Morte per mille ferite II

Avevo promesso di tornare qualche volta sul resoconto dell’adozione di Android da parte di un esperto di interfacce, viste la lunghezza e la ricchezza del suo articolo. Ecco un frammento relativo alla presenza sul terminale di due app fotografiche al posto di una.
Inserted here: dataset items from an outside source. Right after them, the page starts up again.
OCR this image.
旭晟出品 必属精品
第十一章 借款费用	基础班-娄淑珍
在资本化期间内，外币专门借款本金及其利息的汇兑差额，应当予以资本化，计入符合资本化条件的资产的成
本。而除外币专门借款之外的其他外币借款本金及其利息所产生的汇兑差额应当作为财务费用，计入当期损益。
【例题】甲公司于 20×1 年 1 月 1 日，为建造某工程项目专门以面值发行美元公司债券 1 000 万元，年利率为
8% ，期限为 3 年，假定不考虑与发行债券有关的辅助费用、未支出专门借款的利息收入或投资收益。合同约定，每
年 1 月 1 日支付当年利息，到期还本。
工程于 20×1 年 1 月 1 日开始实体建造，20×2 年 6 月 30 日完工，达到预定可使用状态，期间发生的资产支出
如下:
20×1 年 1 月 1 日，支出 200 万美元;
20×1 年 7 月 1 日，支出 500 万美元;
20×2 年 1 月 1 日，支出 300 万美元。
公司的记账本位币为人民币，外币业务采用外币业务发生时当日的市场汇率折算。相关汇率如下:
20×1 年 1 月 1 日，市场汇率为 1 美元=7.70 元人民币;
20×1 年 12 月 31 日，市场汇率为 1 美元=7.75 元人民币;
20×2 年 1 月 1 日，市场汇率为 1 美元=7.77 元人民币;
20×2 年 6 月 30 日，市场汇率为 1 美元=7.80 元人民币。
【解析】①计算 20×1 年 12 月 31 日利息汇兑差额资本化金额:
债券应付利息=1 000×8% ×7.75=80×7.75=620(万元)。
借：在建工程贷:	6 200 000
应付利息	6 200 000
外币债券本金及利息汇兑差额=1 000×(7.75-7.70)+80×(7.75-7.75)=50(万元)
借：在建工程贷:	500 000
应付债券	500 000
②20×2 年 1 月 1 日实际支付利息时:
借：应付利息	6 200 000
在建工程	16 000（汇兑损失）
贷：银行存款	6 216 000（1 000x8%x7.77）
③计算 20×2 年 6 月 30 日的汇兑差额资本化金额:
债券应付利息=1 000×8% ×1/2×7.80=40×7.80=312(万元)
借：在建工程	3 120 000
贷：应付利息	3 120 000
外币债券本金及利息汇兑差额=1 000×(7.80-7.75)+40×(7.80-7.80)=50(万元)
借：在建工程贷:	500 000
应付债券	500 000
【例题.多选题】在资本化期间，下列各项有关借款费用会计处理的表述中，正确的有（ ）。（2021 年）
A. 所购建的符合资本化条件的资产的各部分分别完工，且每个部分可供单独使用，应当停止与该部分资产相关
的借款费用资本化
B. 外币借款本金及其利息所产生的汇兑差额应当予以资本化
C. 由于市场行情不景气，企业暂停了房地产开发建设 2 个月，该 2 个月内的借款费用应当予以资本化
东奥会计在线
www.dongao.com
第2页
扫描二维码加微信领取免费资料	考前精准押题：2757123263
Che app dovrei usare sul telefono per organizzare le foto? Gallery? O Photos? In onestà, ancora non lo so. Una delle due è più verde, con riferimento al colore dell’interfaccia più che all’ecologia. Ma è tutto quanto riesco a determinare. Nel momento in cui il sistema operativo offre due opzioni equivalenti, deve importunare l’utilizzatore ogni volta che serve decidere oppure lasciargli designare una preimpostazione. Android risolve questo problema con la sua ubiqua finestra di dialogo a domandare quale delle due app io voglia usare. Posso scegliere una impostazione “fai sempre così” ma finisco sempre per toccare “solo per stavolta” in quanto non conosco davvero la differenza tra le opzioni. Non ho veramente idea di quali siano i compromessi tra l’optare per l’una o l’altra app. E se non c’è vera differenza, perché offrire entrambe?
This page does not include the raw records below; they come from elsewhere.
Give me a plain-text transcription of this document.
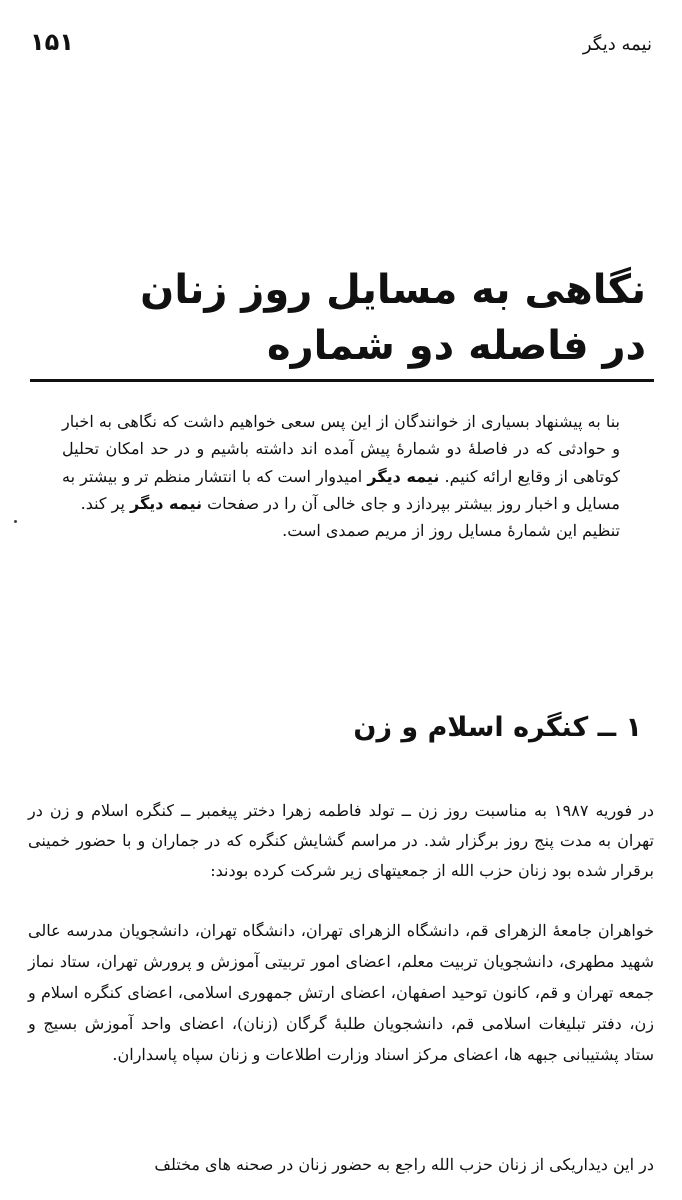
۱۵۱	نیمه دیگر
نگاهی به مسایل روز زنان
در فاصله دو شماره

بنا به پیشنهاد بسیاری از خوانندگان از این پس سعی خواهیم داشت که نگاهی به اخبار و حوادثی که در فاصلهٔ دو شمارهٔ پیش آمده اند داشته باشیم و در حد امکان تحلیل کوتاهی از وقایع ارائه کنیم. نیمه دیگر امیدوار است که با انتشار منظم تر و بیشتر به مسایل و اخبار روز بیشتر بپردازد و جای خالی آن را در صفحات نیمه دیگر پر کند.

تنظیم این شمارهٔ مسایل روز از مریم صمدی است.

۱ ــ کنگره اسلام و زن

در فوریه ۱۹۸۷ به مناسبت روز زن ــ تولد فاطمه زهرا دختر پیغمبر ــ کنگره اسلام و زن در تهران به مدت پنج روز برگزار شد. در مراسم گشایش کنگره که در جماران و با حضور خمینی برقرار شده بود زنان حزب الله از جمعیتهای زیر شرکت کرده بودند:

خواهران جامعهٔ الزهرای قم، دانشگاه الزهرای تهران، دانشگاه تهران، دانشجویان مدرسه عالی شهید مطهری، دانشجویان تربیت معلم، اعضای امور تربیتی آموزش و پرورش تهران، ستاد نماز جمعه تهران و قم، کانون توحید اصفهان، اعضای ارتش جمهوری اسلامی، اعضای کنگره اسلام و زن، دفتر تبلیغات اسلامی قم، دانشجویان طلبهٔ گرگان (زنان)، اعضای واحد آموزش بسیج و ستاد پشتیبانی جبهه ها، اعضای مرکز اسناد وزارت اطلاعات و زنان سپاه پاسداران.

در این دیداریکی از زنان حزب الله راجع به حضور زنان در صحنه های مختلف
A parte l’inefficienza del design di una soluzione del genere, si obietterà probabilmente che questo comportamento non riguarda Android in generale, ma quella combinazione particolare di costruttore, modello e versione del sistema.

Proprio l’idea che a seconda del modello possano succedere cose diverse e imprevedibili mi sembra ancora più cervellotica.